Overwhelming favourites
No More Secrets is a slender, sensible volume; the wide glossy pages lay open nicely by themselves without being weighted down, may be wiped off if splattered in a freak soup-blending accident, and declaim the ingredients and instructions for reproducing some of Cow Bay Café’s most popular plates in a sleek, graphic type.
“I kept a book here for years,” says Johnston, “for whenever people would say, ‘Do you have a cookbook?’ and I’d say ‘No, but tell me what you’ve had that you would really like to see.” The overwhelming favourites from that notebook are now in No More Secrets, but Johnston admits that it was still difficult to pinpoint exactly which ones to include because she wanted the book to be as practical as possible to use. “We had to make each recipe fit on the page—I didn’t want you to have to turn pages back and forth,” she says. “It was a matter of what worked, and of trying to please as many people as possible.”

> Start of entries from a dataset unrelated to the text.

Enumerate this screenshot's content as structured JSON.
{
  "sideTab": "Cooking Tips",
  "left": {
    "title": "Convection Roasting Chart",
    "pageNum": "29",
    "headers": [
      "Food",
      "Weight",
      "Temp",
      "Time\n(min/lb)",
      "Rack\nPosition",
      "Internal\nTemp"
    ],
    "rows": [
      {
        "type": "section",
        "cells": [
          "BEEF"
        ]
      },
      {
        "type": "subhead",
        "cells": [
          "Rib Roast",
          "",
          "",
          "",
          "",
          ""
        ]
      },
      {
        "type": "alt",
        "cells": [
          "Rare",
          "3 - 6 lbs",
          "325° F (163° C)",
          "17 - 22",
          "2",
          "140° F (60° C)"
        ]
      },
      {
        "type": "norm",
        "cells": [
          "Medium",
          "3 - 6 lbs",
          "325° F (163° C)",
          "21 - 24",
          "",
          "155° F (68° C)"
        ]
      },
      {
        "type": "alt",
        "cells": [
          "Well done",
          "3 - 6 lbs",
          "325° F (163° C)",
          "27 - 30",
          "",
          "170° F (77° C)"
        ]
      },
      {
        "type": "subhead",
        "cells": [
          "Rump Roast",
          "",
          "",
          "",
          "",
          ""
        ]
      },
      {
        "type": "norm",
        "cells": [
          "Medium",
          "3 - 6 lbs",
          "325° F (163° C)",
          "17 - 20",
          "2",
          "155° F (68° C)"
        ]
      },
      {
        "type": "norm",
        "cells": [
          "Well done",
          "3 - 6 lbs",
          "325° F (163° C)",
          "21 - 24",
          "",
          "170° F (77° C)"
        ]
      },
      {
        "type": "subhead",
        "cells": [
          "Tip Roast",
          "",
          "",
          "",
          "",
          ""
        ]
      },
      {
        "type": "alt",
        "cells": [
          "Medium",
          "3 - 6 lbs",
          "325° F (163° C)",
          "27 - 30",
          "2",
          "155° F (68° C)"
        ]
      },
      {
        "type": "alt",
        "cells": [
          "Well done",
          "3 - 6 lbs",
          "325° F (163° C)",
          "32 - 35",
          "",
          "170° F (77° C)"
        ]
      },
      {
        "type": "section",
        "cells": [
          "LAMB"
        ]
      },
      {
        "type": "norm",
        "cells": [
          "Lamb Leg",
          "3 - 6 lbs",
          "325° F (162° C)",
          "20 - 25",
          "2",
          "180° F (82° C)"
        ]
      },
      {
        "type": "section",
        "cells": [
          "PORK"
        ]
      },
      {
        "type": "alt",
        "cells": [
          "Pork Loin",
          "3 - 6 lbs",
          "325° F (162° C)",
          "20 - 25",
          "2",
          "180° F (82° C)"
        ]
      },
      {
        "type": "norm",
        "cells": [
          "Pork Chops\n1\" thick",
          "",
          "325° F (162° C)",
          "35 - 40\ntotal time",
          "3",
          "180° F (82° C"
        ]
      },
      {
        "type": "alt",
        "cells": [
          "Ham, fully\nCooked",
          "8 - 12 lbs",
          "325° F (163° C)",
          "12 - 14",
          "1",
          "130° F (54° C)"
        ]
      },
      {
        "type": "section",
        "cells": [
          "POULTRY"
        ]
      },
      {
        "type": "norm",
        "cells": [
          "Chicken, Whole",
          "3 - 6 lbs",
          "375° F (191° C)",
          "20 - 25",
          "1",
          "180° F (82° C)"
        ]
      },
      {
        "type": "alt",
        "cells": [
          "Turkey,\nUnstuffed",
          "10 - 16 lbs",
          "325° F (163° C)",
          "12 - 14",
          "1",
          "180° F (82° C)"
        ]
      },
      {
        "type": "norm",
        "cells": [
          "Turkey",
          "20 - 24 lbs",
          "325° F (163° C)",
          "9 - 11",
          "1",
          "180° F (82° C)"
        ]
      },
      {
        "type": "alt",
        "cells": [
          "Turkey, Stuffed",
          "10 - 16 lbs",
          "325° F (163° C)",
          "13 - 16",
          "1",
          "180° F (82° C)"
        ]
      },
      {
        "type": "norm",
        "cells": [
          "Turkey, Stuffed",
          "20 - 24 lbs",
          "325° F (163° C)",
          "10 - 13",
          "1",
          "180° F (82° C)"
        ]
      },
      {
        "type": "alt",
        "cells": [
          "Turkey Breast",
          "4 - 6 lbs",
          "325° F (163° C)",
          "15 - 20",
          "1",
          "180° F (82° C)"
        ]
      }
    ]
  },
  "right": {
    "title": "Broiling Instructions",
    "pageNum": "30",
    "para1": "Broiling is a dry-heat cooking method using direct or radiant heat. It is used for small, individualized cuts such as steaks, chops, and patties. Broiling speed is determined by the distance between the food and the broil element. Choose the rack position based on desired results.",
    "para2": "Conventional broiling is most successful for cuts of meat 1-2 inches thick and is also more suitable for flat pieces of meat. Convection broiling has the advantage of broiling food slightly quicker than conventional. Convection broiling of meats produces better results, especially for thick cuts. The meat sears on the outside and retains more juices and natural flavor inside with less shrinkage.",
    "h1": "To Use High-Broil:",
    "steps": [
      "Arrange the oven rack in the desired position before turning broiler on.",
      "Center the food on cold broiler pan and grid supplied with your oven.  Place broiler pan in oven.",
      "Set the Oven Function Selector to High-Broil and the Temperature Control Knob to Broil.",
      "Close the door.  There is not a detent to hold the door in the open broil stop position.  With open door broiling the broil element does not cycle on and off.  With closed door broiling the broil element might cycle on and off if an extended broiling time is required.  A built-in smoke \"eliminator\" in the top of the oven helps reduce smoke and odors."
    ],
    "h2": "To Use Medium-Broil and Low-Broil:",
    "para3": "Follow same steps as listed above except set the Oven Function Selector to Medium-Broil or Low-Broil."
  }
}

There’s certainly a wide variety of recipes in the book. Each department of the restaurant’s menu is represented: from desserts, drinks, and simple, flavourful salads and dressings to soups and multi-step main dishes that require more time and many components. “But it’s not the number of ingredients that makes it challenging,” says Johnston. “It’s timing all the steps to make it come together. But I don’t think cooking is really any great alchemy. If you take the care to get good ingredients and treat them respectfully, you will come up with an approximation.”
Although the name of the book implies that the kitchen confidences of Cow Bay Café’s inner workings have been exposed for all the culinary world to plunder, Johnston instead compares the concept of following her recipes to hearing a piece of music played by various musicians. “It’s going to sound different each time, because they each hear and feel something different and draw that out of what’s written down. And it’s the same thing with cooking,” she says. “Each recipe is like a piece of music and each person who reads it is going to draw just something a little different out of it.”